There are many towns in East Anglia where you can still see examples of late Medieval or early Tudor buildings; for the benefit of my non-British readers, the Tudor period is from 1485 – 1603 (the reigns of Henry VII, Henry VIII, Edward VI, Mary I and Elizabeth I). These were built during the wool industry’s boom years, and when that industry declined, the residents couldn’t afford to modernise their homes, so these buildings were preserved. Lavenham, in Suffolk, is probably the best known of the ‘wool towns’.
Lavenham was one of the biggest producers of woven cloth in England. By the mid fifteenth century Lavenham was one of the richest towns in England (according to records of tax paid to Henry VIII). The wealthy merchants (clothiers) financed new buildings, including houses, shops, guild halls and a stunning church, some of which can be seen today.
Tudor buildings are typified by half-timber construction in which a wooden frame was made from oak and the spaces between the wood filled with wattle and daub (straw mixed with clay, mud or plaster, made with lime). In some areas the timber beams were painted with tar and the infills with lime plaster. In other places, lime was mixed with local soil or even ox-blood, and was used to cover both beams and infills, so that half-timber buildings could have black beams and white infills, black beams and earth-coloured infills or be white or coloured all over. Another typical feature is overhanging upper floors, said to be constructed to minimise ground taxes, but maximise space.
Wealthier people might have an extra floor, decorative beams in the infills, carved exposed beams, brick or stone infills, leaded glass windows instead of wooden shutters, and tiles or slate instead of thatch. The super-rich could have buildings made entirely of stone or brick.

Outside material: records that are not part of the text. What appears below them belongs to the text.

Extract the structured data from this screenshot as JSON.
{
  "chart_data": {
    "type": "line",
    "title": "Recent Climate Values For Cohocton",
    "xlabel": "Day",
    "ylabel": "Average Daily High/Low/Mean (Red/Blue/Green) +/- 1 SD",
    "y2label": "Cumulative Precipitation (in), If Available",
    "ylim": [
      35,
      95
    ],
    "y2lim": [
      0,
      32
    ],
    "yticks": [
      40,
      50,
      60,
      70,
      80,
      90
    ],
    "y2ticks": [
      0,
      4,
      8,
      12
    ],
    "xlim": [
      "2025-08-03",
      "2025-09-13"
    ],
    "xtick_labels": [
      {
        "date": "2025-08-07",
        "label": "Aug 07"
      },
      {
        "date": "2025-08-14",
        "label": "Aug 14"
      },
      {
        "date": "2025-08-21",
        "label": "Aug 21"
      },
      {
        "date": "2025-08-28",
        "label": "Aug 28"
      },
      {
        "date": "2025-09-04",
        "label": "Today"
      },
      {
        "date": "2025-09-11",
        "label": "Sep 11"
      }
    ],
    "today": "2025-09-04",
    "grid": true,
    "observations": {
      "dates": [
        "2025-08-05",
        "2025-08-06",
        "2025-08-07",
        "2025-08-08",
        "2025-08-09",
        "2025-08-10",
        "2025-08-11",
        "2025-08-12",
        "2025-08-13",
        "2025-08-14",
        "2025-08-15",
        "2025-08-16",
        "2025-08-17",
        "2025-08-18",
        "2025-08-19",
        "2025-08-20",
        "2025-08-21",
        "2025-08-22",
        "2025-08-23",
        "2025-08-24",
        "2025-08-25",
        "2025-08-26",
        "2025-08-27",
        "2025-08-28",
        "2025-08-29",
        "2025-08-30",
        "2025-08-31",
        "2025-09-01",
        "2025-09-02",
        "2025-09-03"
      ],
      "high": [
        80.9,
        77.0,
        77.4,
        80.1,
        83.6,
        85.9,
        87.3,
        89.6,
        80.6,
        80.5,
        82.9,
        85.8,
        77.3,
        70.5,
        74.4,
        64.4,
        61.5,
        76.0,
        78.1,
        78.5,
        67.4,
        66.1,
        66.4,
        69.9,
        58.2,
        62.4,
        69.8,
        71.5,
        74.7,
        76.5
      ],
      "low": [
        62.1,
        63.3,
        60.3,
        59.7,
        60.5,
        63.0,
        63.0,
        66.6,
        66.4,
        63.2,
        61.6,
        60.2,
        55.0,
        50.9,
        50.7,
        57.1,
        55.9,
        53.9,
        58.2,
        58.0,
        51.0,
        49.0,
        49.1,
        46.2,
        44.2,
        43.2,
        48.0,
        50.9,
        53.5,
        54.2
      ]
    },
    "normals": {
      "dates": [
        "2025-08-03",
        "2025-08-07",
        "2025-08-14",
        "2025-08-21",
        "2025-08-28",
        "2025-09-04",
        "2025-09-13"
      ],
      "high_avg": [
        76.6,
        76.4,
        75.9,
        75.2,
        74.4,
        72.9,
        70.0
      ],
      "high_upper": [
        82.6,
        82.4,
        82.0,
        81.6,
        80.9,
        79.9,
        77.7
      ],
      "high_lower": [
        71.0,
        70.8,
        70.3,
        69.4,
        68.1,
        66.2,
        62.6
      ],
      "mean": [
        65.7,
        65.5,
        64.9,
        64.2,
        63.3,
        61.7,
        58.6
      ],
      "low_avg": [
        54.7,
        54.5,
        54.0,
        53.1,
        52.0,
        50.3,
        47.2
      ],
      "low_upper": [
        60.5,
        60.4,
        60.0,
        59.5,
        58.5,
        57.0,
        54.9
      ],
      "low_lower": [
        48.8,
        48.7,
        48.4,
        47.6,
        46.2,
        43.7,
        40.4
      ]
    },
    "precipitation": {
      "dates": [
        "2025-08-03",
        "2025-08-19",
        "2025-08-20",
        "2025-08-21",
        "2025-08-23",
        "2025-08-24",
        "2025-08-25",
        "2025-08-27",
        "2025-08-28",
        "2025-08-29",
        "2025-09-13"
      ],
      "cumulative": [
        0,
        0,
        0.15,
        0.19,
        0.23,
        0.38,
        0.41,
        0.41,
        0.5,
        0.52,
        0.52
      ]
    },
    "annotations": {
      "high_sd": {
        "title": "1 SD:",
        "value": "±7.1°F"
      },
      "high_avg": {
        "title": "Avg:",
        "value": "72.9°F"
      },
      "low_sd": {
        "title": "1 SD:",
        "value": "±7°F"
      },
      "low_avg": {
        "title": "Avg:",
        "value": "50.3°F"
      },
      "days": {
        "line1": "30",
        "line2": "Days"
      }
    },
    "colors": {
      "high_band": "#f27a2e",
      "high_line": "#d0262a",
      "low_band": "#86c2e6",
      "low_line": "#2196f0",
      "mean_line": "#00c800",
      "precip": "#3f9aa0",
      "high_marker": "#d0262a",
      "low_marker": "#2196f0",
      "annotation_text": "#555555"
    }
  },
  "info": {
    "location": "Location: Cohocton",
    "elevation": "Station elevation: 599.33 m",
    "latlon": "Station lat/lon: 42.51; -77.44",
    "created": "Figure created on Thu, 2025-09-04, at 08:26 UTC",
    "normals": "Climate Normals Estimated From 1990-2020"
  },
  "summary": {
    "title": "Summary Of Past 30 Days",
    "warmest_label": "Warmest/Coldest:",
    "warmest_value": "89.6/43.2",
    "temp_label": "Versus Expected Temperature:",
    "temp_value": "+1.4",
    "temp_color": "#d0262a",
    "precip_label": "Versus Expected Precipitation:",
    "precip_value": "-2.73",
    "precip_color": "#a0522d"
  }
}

The proximity of the source of materials determines their cost in any location, so the less well-off used local materials, while the better-off could import.
Most of the existing Tudor buildings in Lavenham have wattle and daub infills, since there is little stone in Suffolk, so it would have been prohibitively expensive; the exception is the church, which is built entirely using stone imported from Rutland. Instead, the merchants showed off their wealth by constructing buildings with more than one floor, carved beams, leaded glass windows and clay-tiled roofs.